Sabará amanheceu mais silenciosa hoje. Acabamos de receber, com profundo pesar, a notícia da partida de Dona Maria do Pompéu, aos 94 anos — uma guerreira, símbolo de força, afeto e tradição. Fundadora do primeiro restaurante da região, Dona Maria não foi apenas uma cozinheira: foi uma contadora de histórias através dos sabores, uma guardiã da cultura local e uma inspiração para gerações.

Sua trajetória foi mais que marcante — foi transformadora. Através de suas mãos habilidosas, ela preservou receitas, alimentou famílias, e construiu memórias afetivas que permanecem vivas até hoje. Seu restaurante, que segue em funcionamento e leva seu nome com orgulho, é um verdadeiro patrimônio afetivo de Sabará. Este ano, o tema do Festival do Ora-Pro-Nóbis foi “O Resgate da Memória Afetiva”, uma homenagem justa e merecida à matriarca que tanto fez por sua comunidade.

Falar de Dona Maria é fácil. Não precisa de ChatGPT. Falar de Dona Maria é prazeroso, é emocionante, é uma honra. Dona Maria e sua família sempre estiveram nas páginas da Folha de Sabará, levando alegria, inovação e, claro, muita comida boa.
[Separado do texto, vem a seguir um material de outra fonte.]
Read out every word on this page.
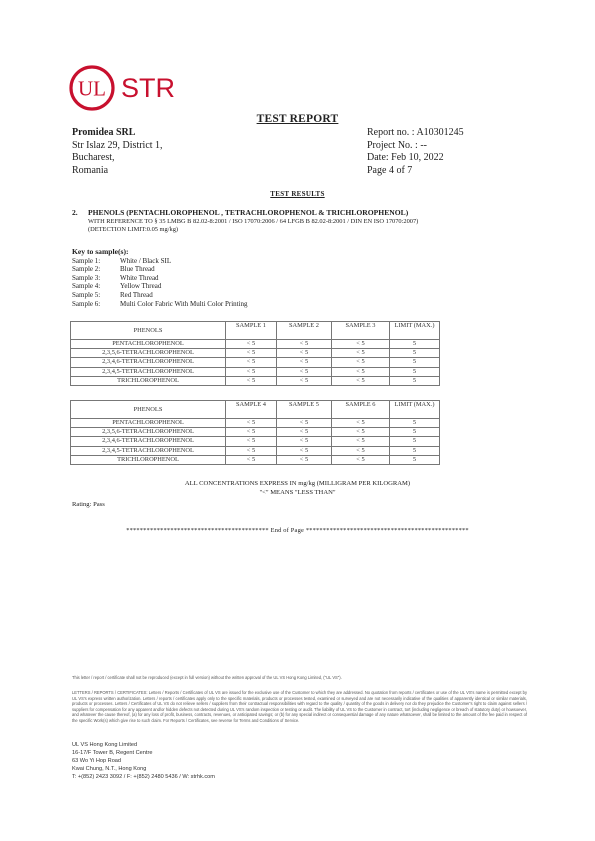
UL STR
TEST REPORT
Promidea SRL
Str Islaz 29, District 1,
Bucharest,
Romania
Report no. : A10301245
Project No. : --
Date: Feb 10, 2022
Page 4 of 7
TEST RESULTS
2. PHENOLS (PENTACHLOROPHENOL , TETRACHLOROPHENOL & TRICHLOROPHENOL)
WITH REFERENCE TO § 35 LMBG B 82.02-8:2001 / ISO 17070:2006 / 64 LFGB B 82.02-8:2001 / DIN EN ISO 17070:2007)
(DETECTION LIMIT:0.05 mg/kg)
Key to sample(s):
Sample 1:	White / Black SIL
Sample 2:	Blue Thread
Sample 3:	White Thread
Sample 4:	Yellow Thread
Sample 5:	Red Thread
Sample 6:	Multi Color Fabric With Multi Color Printing
PHENOLS	SAMPLE 1	SAMPLE 2	SAMPLE 3	LIMIT (MAX.)
PENTACHLOROPHENOL	< 5	< 5	< 5	5
2,3,5,6-TETRACHLOROPHENOL	< 5	< 5	< 5	5
2,3,4,6-TETRACHLOROPHENOL	< 5	< 5	< 5	5
2,3,4,5-TETRACHLOROPHENOL	< 5	< 5	< 5	5
TRICHLOROPHENOL	< 5	< 5	< 5	5
PHENOLS	SAMPLE 4	SAMPLE 5	SAMPLE 6	LIMIT (MAX.)
PENTACHLOROPHENOL	< 5	< 5	< 5	5
2,3,5,6-TETRACHLOROPHENOL	< 5	< 5	< 5	5
2,3,4,6-TETRACHLOROPHENOL	< 5	< 5	< 5	5
2,3,4,5-TETRACHLOROPHENOL	< 5	< 5	< 5	5
TRICHLOROPHENOL	< 5	< 5	< 5	5
ALL CONCENTRATIONS EXPRESS IN mg/kg (MILLIGRAM PER KILOGRAM)
"<" MEANS "LESS THAN"
Rating: Pass
****************************************** End of Page ************************************************
This letter / report / certificate shall not be reproduced (except in full version) without the written approval of the UL VS Hong Kong Limited, ("UL VS").
LETTERS / REPORTS / CERTIFICATES: Letters / Reports / Certificates of UL VS are issued for the exclusive use of the Customer to which they are addressed. No quotation from reports / certificates or use of the UL VS's name is permitted except by UL VS's express written authorization. Letters / reports / certificates apply only to the specific materials, products or processes tested, examined or surveyed and are not necessarily indicative of the qualities of apparently identical or similar materials, products or processes. Letters / Certificates of UL VS do not relieve sellers / suppliers from their contractual responsibilities with regard to the quality / quantity of the goods in delivery nor do they prejudice the Customer's right to claim against sellers / suppliers for compensation for any apparent and/or hidden defects not detected during UL VS's random inspection or testing or audit. The liability of UL VS to the Customer in contract, tort (including negligence or breach of statutory duty) or howsoever, and whatever the cause thereof, (a) for any loss of profit, business, contracts, revenues, or anticipated savings; or (b) for any special indirect or consequential damage of any nature whatsoever, shall be limited to the amount of the fee paid in respect of the specific Work(s) which give rise to such claim. For Reports / Certificates, see reverse for Terms and Conditions of Service.
UL VS Hong Kong Limited
16-17/F Tower B, Regent Centre
63 Wo Yi Hop Road
Kwai Chung, N.T., Hong Kong
T: +(852) 2423 3092 / F: +(852) 2480 5436 / W: strhk.com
Recebia a imprensa, os amigos e os fregueses com aquele sorriso largo, a fala mansa e a hospitalidade que só quem tem o coração grande sabe oferecer.

Quem em Sabará nunca almoçou ao lado dessa grande mulher?

A homenagem feita no Festival deste ano, por sugestão da AMAP – Associação dos Moradores do Pompéu, selou o reconhecimento público por tudo o que ela representou. Dona Maria dedicou sua vida a valorizar a gastronomia regional — e o fez com alma, com fé e com amor.

Hoje, a Folha de Sabará se solidariza com seus filhos, netos, amigos e com toda a comunidade do Pompéu. Estamos de luto, mas também agradecidos. Dona Maria, a senhora cumpriu sua missão com honra. Levou à mesa mais que comida — serviu afeto, identidade e pertencimento.

Agora, do lado de Deus, vai continuar cozinhando memórias e construindo novos “sabares e sabores”, ao lado daqueles que partiram antes de nós.

Obrigada, Dona Maria. A sua história continuará viva em cada lembrança, em cada sabor.